Named Clipboard Question

I use Philippe Martin’s Multiple Named Clipboards macro http://flipmartin.net/software/tips-and-tricks-for-keyboard-maestro#multiple-clipboards and it should only copy to the named clipboard.

For some reason, when I use it to copy and paste it also copies to the system clipboard. I’m not aware of having set up any macro for it to do this.

I’m assuming that something I’ve set in Keyboard Maestro is causing this, or maybe it’s something else.

Anyone got any idea how I can prevent this?

Hey Duncan,

You cannot prevent it. Keyboard Maestro has to use the System Clipboard as a gateway to get input into named clipboards.

You can save and restore the initial content of the System Clipboard in your macros though.


Best Regards,
Chris

Thanks Chris, presumably any clipboard app like ClipBuddy, ClipMenu etc has the same problem?

Not quite following what you mean here Chris. Could you give an example?

Hey Duncan,

Yes. All of those will have to use the System Clipboard to get data in/out of regular applications.

Although some utilities like Typinator will restore the current clipboard after expanding an abbreviation.

E.g. some utilities are better behaved than others.

Now then. Since you’re writing this “utility” (macro) you’re responsible for everything it does. If you want to preserve what’s in the System Clipboard you have to manage it (and of course KM is flexible enough to do it).

Psudo-code:

Copy System Clipboard to tempClipboard
Copy selection to named clipboard clip1
Copy tempClipboard to System Clipboard
Set tempClipboard to "" (nothing - to save memory)

* There’s a ‘Copy Clipboard To Clipboard’ Action.

Of course you could use a variable instead of a named clipboard for your temp-value.

You do the same basic steps when you paste back out of your named clipboards.

That’s all pretty straightforward, but if you have any trouble let me know.

-ccs

Thanks Chris I’ll have a play with this.

Just to be clear, the reason Keyboard Maestro does not automatically preserve the clipboard automatically (it did, many versions ago when its facilities were far more limited) is because there is inevitably a race condition when you do this that results in it not being entirely robust in all cases (there is a wiki article that goes in to excruciating detail on this). Basically, the sequence:

  • Set Clipboard to A
  • Command-V
  • Set Clipboard to B

Because the Command-V is queued and processed by the application when it feels like it, there is no way to guarantee that B is not pasted. At a minimum you need some sort of delay after the Command-V, but there is no way to know how long to delay for. And if you delay long enough, then you may have the user copying something else before the Set Clipboard to B which has its own problems.
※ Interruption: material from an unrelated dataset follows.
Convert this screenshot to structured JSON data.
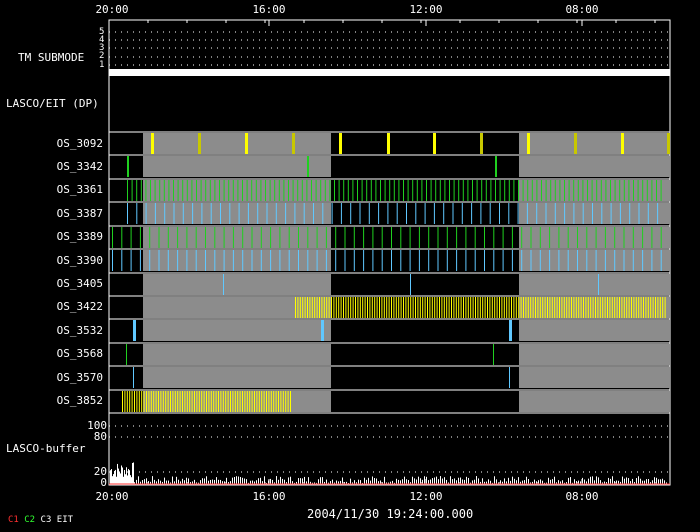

So because it cannot be done robustly in all cases and depends on the applications and their performance, Keyboard Maestro instead gives you the tools to do it as you need to, and you can adjust the timing and behaviour as appropriate to your Mac and your applications.

Thanks for the detailed explanation Peter.

Please clarify: are you saying that the solution is to use a delay or that there are ways in KM to paste without a ⌘V? Is the “Type the ⌘V Keystroke” action any different than “Type a Keystroke” and specifying ⌘V? Likewise for copying selected text.

There is no way in general to paste without using the System Clipboard.

There is no way to restore the clipboard without issues. Regardless of the length of the pause after simulating the ⌘V, either the pause is sometimes too short and the clipboard is restored before the paste happens (and so the wrong thing is pasted) or the pause is sometimes so long that the user has a chance to copy something else which is then overwritten by the restored clipboard.

The Paste action, and Type a Keystroke: ⌘V are pretty much functionally equivalent (the only difference is the delay after simulating the keystroke that Keyboard Maestro waits until it progresses - one uses the Copy/Paste delay, one uses the Simulate Command Keystroke delay).

The Copy action is different to just a Type a Keystroke: ⌘C in that it actually waits for the clipboard to change.

So, except in rare cases, do not restore the clipboard and use the Clipboard History as necessary, or restore the clipboard and either ensure you manually stop yourself long enough for things to happen, or accept the loss of robustness.